The world reacts, and people within the world react.
With the world reacting, you're looking at first order effects that have two purposes:
- to signal the presence of an artifact of great power disturbing the natural order to the players
- to signal that presence to other people
Thus, you'll have the artifact animating a bunch of zombies in the night, especially if the party has the misfortune to enter a battlefield. (take a look at some of the answers here) to see how to signal the battlefield beforehand.
This signals that there is necromantic stuff going on. By having it become a pattern of "random" encounters that increase in scope, not only does it become a major campaign arc, but the players are likely to talk about it in game. Streetwise checks can be incredibly dangerous in situations like this.
If the players make any effort to find out what's going on from other sentients, the fact that they're asking questions signals to people who care that they not only have it, but they don't know what they have.

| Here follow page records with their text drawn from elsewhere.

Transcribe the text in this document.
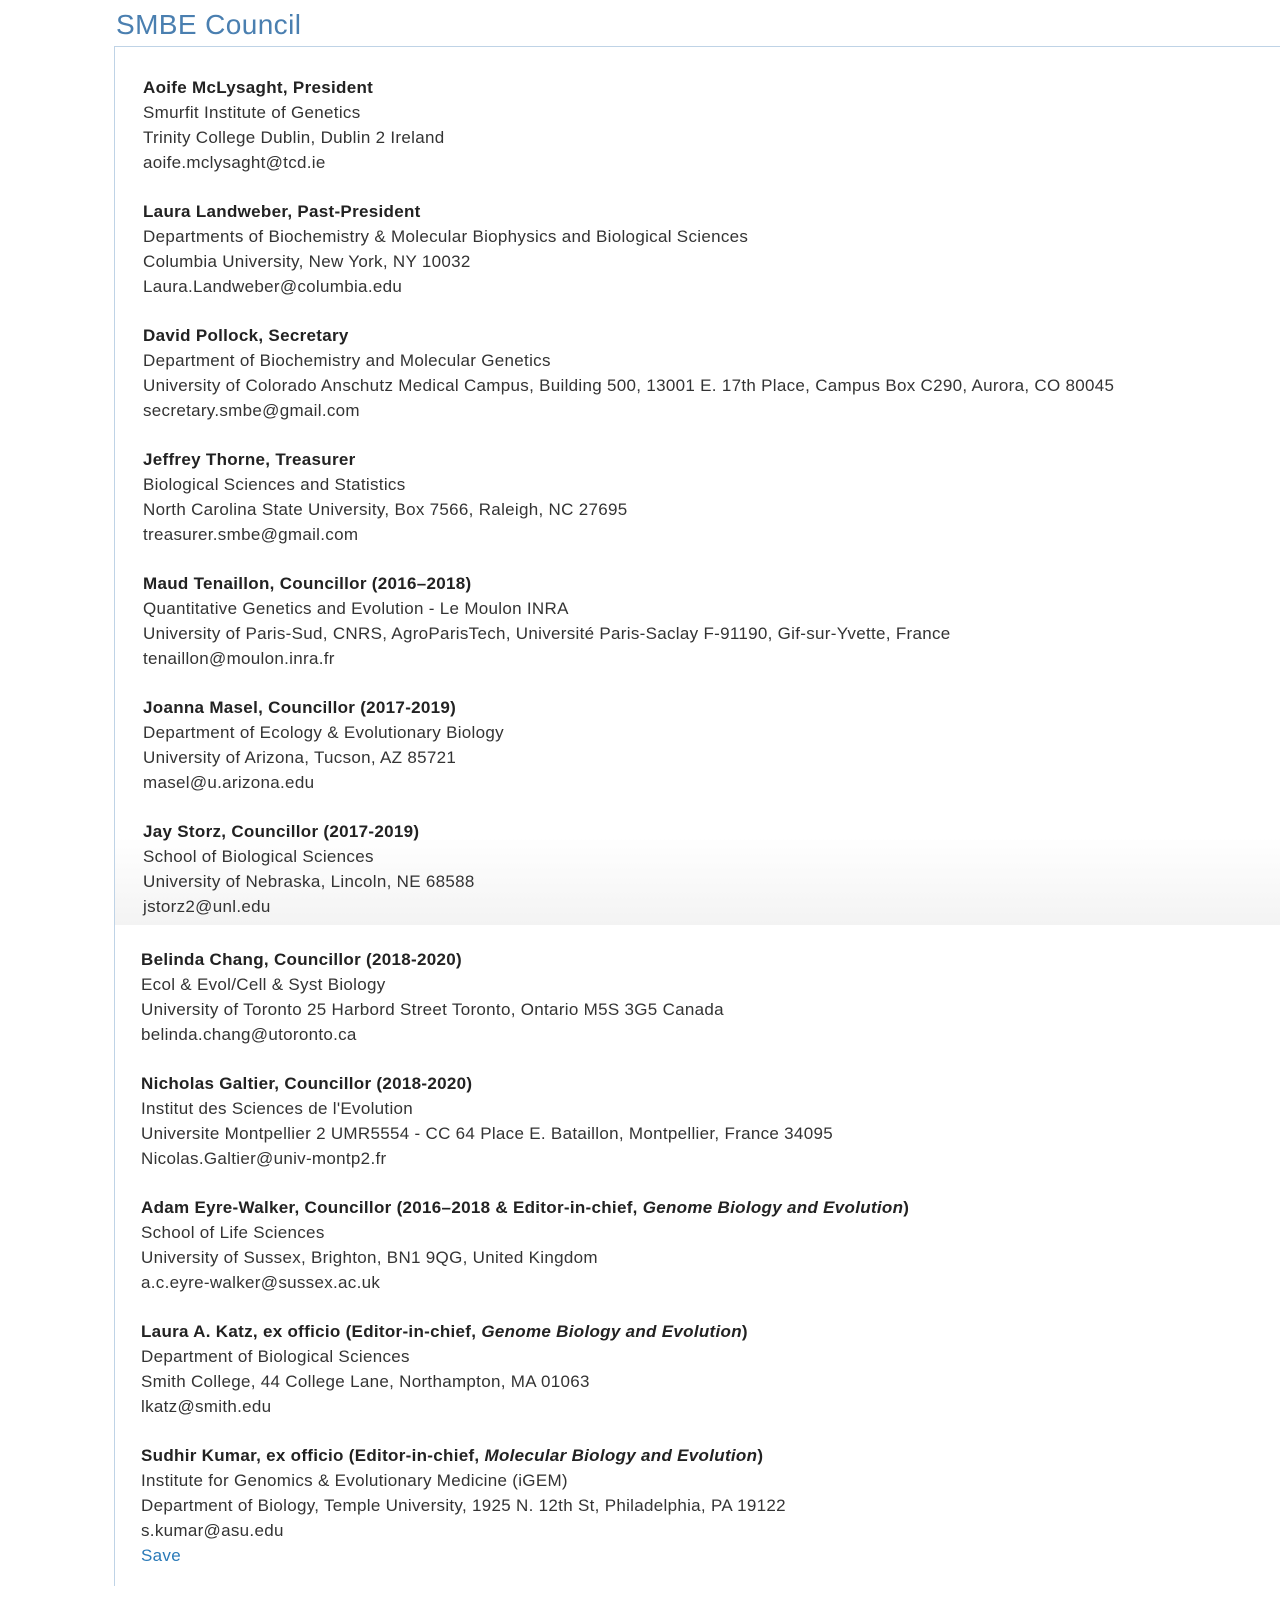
SMBE Council
Aoife McLysaght, President
Smurfit Institute of Genetics
Trinity College Dublin, Dublin 2 Ireland
aoife.mclysaght@tcd.ie
Laura Landweber, Past-President
Departments of Biochemistry & Molecular Biophysics and Biological Sciences
Columbia University, New York, NY 10032
Laura.Landweber@columbia.edu
David Pollock, Secretary
Department of Biochemistry and Molecular Genetics
University of Colorado Anschutz Medical Campus, Building 500, 13001 E. 17th Place, Campus Box C290, Aurora, CO 80045
secretary.smbe@gmail.com
Jeffrey Thorne, Treasurer
Biological Sciences and Statistics
North Carolina State University, Box 7566, Raleigh, NC 27695
treasurer.smbe@gmail.com
Maud Tenaillon, Councillor (2016–2018)
Quantitative Genetics and Evolution - Le Moulon INRA
University of Paris-Sud, CNRS, AgroParisTech, Université Paris-Saclay F-91190, Gif-sur-Yvette, France
tenaillon@moulon.inra.fr
Joanna Masel, Councillor (2017-2019)
Department of Ecology & Evolutionary Biology
University of Arizona, Tucson, AZ 85721
masel@u.arizona.edu
Jay Storz, Councillor (2017-2019)
School of Biological Sciences
University of Nebraska, Lincoln, NE 68588
jstorz2@unl.edu
Belinda Chang, Councillor (2018-2020)
Ecol & Evol/Cell & Syst Biology
University of Toronto 25 Harbord Street Toronto, Ontario M5S 3G5 Canada
belinda.chang@utoronto.ca
Nicholas Galtier, Councillor (2018-2020)
Institut des Sciences de l'Evolution
Universite Montpellier 2 UMR5554 - CC 64 Place E. Bataillon, Montpellier, France 34095
Nicolas.Galtier@univ-montp2.fr
Adam Eyre-Walker, Councillor (2016–2018 & Editor-in-chief, Genome Biology and Evolution)
School of Life Sciences
University of Sussex, Brighton, BN1 9QG, United Kingdom
a.c.eyre-walker@sussex.ac.uk
Laura A. Katz, ex officio (Editor-in-chief, Genome Biology and Evolution)
Department of Biological Sciences
Smith College, 44 College Lane, Northampton, MA 01063
lkatz@smith.edu
Sudhir Kumar, ex officio (Editor-in-chief, Molecular Biology and Evolution)
Institute for Genomics & Evolutionary Medicine (iGEM)
Department of Biology, Temple University, 1925 N. 12th St, Philadelphia, PA 19122
s.kumar@asu.edu
Save
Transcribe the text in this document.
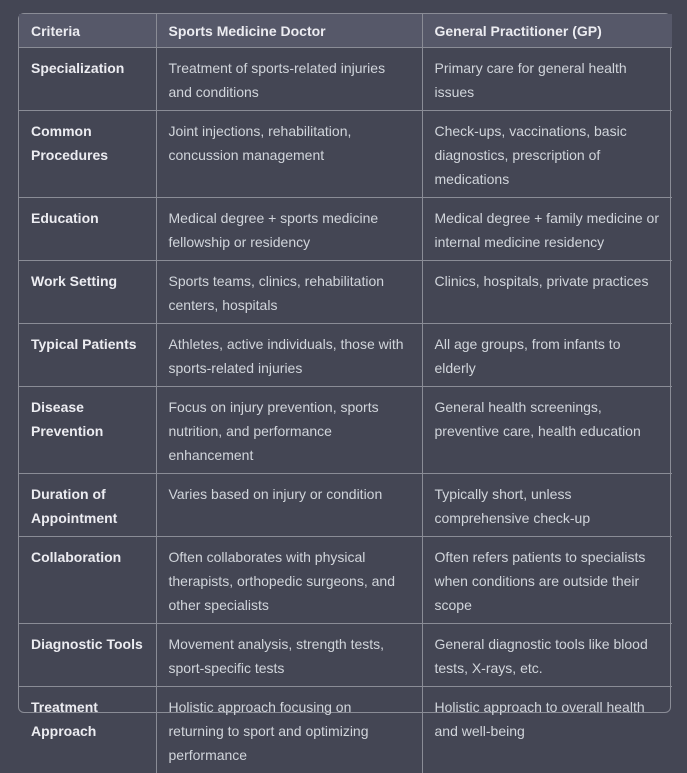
Criteria	Sports Medicine Doctor	General Practitioner (GP)
Specialization	Treatment of sports-related injuries and conditions	Primary care for general health issues
Common Procedures	Joint injections, rehabilitation, concussion management	Check-ups, vaccinations, basic diagnostics, prescription of medications
Education	Medical degree + sports medicine fellowship or residency	Medical degree + family medicine or internal medicine residency
Work Setting	Sports teams, clinics, rehabilitation centers, hospitals	Clinics, hospitals, private practices
Typical Patients	Athletes, active individuals, those with sports-related injuries	All age groups, from infants to elderly
Disease Prevention	Focus on injury prevention, sports nutrition, and performance enhancement	General health screenings, preventive care, health education
Duration of Appointment	Varies based on injury or condition	Typically short, unless comprehensive check-up
Collaboration	Often collaborates with physical therapists, orthopedic surgeons, and other specialists	Often refers patients to specialists when conditions are outside their scope
Diagnostic Tools	Movement analysis, strength tests, sport-specific tests	General diagnostic tools like blood tests, X-rays, etc.
Treatment Approach	Holistic approach focusing on returning to sport and optimizing performance	Holistic approach to overall health and well-being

This may lead to typical Mr. Johnson quests (shadowrun term, references the people who hire the party) that end up in "unexpected and overwhelming force" for the evil, other adventuring parties ambushing them when they're on that quest, and good NPCs arriving, saving them, and generally complicating matters. Here, it's critical that no-one know where the MacGuffin is, only that the players are tainted by it. Each of the major powers will be using their own distinctive brand of force and persuasion to get their hands on it.
Make sure that at least one NPC offers to hire them to recover the artifact.
This way, there's no need to impose "madness" on the PC carrying the artifact, just on the world around him. If you're subtle, the rest of the party won't suspect. If the PC's subtle, he'll plant it somewhere or send the party on a quest to "recover" it without anyone being the wiser.